An understanding of Jesus reduced to that of a friend, a philosopher, a prophet, a good teacher, or even the best human that ever lived, is not the same Jesus, the Logos (Word) of God, God incarnate, the God-Man that God in His love for us has revealed to us for our salvation.

This question of Christ’s identity hits us head on in today’s Gospel as well.  A rich young man comes to Jesus relegating Him, classifying Him, as a “good teacher.”  While at the same time addressing Jesus as a mere man, he asks Jesus a question that only God can ultimately answer: “Good Teacher, what good thing shall I do that I may have eternal life?”

This explains Jesus’ pointed response to the young man, “Why do you call Me good?  No one is good but One, that is, God.”  Jesus is not, as some revisionist theologians today say, suggesting He is not fully God; instead, Jesus is convicting the young man of his error, as if to say something along these lines: “you can’t have it both ways: If I’m merely ‘the good teacher’ and not Lord and God, then I can’t tell you what your soul lacks.  If you can see Me with the eyes of faith, then know that I am the Messiah, God incarnate, who sees into your soul.’

As St. Justin Popovic says of this passage, “No one is sufficiently good to be able to give the greatest good: eternal life.  Only the Perfect Good—and that is God, the God-Man—knows and has the Perfect Life, Eternal Life, and can give it…”

Having set the record straight, Jesus proceeds to give the man instruction, referring him to what every faithful Jew would know: to keep the commandments.  In his youthful pride, the young man was able to tell Jesus that he had done all this “from his youth,” and ventures to ask the Master, “what do I still lack”?   He still does not realize Whom he is addressing.

Here Jesus reveals further to the man that He is the Messiah, that He is the God-Man, for He sees into the man’s soul as to where his true loyalties lie: his great wealth.  The young man is looking for legitimacy, looking to be told that he’s arrived, looking for Jesus on his terms.  But Jesus reveals to him what he is still holding back from God, saying, “Go, sell what you have and give it to the poor, and you will have treasure in heaven, and come, follow Me.”  And we read that the young man went away from Jesus dejected; for he loved his wealth more than he loved God.

For this reason, Christ gives us this warning, “I say to you that it is hard for a rich man to enter the kingdom of heaven.”  The Lord is not saying that having wealth is a sin; there’s no Marxist ideology here.  Rather, Jesus is reminding us of this truth: “where your treasure is, there will your heart be also.”  There are few greater temptations for us than our reliance for security on our finances, financial well-being.  It can easily take the place of God for us; it’s not a question as to how much we have, but how tightly we hold on to that imaginary security, that idol, rather than entrusting ourselves, our families, our well-being, our present, our future, to God.  For this reason, the Church admonishes us to freely tithe from our income to help build up the Kingdom of God, to support the work of the Church in changing hearts, in converting and healing souls.
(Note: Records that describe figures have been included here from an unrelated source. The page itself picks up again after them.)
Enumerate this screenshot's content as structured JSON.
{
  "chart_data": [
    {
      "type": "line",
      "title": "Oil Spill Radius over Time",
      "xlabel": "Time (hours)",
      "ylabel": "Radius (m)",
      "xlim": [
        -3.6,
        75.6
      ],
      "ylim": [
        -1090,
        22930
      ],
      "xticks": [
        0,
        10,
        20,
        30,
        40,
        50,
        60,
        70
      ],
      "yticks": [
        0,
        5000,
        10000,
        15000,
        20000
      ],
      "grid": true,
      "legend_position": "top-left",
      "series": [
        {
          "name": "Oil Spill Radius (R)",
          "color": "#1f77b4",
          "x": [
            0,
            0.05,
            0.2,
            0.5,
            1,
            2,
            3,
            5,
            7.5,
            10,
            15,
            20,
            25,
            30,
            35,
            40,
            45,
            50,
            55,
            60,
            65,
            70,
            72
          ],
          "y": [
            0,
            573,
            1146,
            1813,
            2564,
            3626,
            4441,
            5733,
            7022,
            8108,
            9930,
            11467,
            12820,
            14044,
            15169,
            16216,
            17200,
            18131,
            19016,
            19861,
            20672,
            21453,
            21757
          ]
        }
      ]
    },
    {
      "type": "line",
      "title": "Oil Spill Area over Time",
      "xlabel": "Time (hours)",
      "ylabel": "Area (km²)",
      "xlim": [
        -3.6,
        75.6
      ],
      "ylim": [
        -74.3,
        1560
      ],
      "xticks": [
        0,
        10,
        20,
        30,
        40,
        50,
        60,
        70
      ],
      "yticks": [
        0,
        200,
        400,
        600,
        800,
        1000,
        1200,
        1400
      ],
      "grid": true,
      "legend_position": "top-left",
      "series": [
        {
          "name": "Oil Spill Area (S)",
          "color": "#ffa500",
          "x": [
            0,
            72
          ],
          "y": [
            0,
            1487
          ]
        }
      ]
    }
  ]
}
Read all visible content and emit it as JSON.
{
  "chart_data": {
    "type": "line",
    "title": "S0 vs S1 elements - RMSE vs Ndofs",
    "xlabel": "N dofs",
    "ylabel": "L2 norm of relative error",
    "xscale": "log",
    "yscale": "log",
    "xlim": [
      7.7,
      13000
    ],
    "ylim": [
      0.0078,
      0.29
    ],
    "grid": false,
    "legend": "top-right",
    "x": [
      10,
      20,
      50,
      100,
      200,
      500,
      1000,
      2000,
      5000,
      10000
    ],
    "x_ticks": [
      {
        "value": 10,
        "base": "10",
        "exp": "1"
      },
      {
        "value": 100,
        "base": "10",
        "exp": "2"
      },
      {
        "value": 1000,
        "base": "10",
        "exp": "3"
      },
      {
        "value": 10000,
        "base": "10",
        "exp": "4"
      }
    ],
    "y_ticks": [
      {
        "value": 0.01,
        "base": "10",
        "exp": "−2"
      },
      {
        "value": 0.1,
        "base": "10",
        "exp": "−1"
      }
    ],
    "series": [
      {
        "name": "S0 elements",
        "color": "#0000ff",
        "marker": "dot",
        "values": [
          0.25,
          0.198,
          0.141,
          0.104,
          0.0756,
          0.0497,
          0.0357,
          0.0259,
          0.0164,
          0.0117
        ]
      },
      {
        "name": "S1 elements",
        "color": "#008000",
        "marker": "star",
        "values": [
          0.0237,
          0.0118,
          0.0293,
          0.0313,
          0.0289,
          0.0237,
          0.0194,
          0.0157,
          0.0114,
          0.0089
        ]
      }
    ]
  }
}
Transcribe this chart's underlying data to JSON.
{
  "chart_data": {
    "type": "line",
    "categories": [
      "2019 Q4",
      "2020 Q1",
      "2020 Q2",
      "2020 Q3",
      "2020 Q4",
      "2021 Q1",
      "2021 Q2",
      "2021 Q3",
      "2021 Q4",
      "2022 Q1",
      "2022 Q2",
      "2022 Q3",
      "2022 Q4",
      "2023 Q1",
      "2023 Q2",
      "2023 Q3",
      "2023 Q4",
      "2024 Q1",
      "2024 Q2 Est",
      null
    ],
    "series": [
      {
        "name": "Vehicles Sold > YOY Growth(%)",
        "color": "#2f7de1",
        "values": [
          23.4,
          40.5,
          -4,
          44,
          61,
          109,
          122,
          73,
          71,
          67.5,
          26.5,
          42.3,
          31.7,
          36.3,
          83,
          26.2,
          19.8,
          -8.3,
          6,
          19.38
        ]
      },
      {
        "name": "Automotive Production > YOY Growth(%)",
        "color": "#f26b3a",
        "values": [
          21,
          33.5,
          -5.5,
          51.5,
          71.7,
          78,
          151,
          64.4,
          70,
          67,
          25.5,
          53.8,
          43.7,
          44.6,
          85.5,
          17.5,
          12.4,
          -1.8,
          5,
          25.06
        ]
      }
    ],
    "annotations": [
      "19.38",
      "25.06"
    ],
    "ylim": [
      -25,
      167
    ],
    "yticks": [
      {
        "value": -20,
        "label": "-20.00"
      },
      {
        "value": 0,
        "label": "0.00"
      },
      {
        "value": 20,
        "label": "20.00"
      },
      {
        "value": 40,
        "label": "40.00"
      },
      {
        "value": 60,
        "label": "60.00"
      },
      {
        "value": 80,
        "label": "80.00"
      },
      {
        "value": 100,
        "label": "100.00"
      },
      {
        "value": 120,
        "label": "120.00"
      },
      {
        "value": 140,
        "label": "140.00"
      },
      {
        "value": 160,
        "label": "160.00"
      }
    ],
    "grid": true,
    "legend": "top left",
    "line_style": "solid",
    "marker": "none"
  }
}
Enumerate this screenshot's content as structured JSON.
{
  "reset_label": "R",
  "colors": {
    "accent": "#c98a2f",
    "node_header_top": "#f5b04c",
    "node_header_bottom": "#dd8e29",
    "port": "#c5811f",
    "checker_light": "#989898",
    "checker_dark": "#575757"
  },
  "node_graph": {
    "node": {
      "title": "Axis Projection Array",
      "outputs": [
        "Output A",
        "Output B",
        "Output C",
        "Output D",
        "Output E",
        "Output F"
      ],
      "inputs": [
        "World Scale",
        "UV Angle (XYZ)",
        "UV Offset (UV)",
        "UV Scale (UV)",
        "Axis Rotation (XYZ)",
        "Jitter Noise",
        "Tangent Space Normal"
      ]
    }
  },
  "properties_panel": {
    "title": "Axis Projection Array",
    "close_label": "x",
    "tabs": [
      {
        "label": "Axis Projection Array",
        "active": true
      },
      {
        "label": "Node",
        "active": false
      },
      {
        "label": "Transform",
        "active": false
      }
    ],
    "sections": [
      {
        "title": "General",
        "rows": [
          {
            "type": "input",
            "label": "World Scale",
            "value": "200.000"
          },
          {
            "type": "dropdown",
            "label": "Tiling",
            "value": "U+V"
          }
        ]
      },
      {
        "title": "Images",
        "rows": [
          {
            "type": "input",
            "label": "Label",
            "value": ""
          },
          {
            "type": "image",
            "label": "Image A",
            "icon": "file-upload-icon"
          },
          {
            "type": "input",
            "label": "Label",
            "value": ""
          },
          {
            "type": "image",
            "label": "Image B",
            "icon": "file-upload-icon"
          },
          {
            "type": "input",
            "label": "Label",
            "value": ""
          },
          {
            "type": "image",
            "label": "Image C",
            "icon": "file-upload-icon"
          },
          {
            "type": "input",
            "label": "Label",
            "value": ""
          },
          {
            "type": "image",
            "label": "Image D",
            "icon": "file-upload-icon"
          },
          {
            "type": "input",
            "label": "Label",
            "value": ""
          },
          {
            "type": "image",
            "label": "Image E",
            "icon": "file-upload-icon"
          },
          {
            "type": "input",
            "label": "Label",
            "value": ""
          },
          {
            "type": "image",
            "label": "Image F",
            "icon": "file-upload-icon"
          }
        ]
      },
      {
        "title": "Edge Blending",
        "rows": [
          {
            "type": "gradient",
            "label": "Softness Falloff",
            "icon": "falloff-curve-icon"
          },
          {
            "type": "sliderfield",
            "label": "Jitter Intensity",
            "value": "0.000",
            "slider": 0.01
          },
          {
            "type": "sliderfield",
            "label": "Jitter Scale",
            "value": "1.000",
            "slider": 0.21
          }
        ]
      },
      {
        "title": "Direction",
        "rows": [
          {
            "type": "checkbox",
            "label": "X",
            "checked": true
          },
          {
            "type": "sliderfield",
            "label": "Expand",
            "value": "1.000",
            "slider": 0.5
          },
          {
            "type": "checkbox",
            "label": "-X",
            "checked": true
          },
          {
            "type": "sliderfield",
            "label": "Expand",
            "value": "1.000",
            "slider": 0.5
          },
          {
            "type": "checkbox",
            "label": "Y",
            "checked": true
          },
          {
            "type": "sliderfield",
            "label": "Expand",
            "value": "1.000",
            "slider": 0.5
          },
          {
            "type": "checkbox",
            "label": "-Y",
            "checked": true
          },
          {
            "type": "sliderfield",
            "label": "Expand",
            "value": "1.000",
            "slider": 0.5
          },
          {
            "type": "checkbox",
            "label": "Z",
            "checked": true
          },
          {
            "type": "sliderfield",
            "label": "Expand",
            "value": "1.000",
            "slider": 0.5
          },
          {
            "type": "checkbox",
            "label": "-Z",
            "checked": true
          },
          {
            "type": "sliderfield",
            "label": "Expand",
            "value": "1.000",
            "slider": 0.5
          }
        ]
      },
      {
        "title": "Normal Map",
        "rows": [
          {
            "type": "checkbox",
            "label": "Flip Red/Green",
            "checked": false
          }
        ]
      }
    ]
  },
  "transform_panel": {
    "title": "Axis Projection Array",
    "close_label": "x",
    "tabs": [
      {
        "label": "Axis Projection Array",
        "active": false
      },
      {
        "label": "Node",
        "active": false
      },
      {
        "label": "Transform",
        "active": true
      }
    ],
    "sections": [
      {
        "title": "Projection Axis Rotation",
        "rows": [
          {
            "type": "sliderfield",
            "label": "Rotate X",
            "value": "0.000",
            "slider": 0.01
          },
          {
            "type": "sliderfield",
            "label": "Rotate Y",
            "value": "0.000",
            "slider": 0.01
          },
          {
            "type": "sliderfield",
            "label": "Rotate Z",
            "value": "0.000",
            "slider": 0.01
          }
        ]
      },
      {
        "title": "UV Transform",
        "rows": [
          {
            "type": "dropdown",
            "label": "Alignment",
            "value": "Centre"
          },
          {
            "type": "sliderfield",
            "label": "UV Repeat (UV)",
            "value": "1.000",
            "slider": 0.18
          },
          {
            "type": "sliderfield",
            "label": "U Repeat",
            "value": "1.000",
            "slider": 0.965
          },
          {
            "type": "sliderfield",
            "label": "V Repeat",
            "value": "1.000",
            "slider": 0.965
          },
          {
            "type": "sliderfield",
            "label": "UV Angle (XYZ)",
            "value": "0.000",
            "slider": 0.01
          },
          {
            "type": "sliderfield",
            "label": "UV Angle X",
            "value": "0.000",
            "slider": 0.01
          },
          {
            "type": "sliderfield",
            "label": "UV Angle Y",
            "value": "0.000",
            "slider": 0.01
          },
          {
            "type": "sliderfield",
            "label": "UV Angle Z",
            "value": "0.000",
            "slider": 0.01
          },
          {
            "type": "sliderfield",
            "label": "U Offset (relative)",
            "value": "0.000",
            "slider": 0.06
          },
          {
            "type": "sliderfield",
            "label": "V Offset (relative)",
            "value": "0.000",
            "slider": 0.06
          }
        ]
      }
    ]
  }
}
God is not demanding of all of us that we sell all that we have and give it to the Church, but He is reminding us that He and He alone is God.  He and He alone can be our Lord, our Master, if we wish to inherit eternal life.

We don’t need a ‘watered-down Jesus’ or a Jesus conforming to our likeness.  We reject revisionist efforts to “re-imagine” Jesus the Christ, Who has revealed Himself to us through those who knew Him in the flesh and passed this personal knowledge on to faithful successors.  They have likewise come to know Him and have witnessed to Him in the Great Councils.  And we know Christ in our ability to say, “Amen!” to that same teaching today by the Holy Spirit.

This is the treasury of Orthodox Christianity: that we come to know the real Jesus Christ, and in knowing Him, may conform our lives to His, setting nothing above His love and communion with Him.  We say “Yes!” to God’s invitation to deny ourselves, take up our cross, and follow Him.”  For knowing Him and growing further up and further in our knowledge and love of Him—and Him alone—is eternal life.  And truly loving those around us, we desire to witness to the Truth of who Christ is, just as the faithful have done before us century after century, that others too may come to know the true Jesus, our Lord God and Savior, Jesus Christ.  He is the same yesterday, today, and forever and by Him we are saved.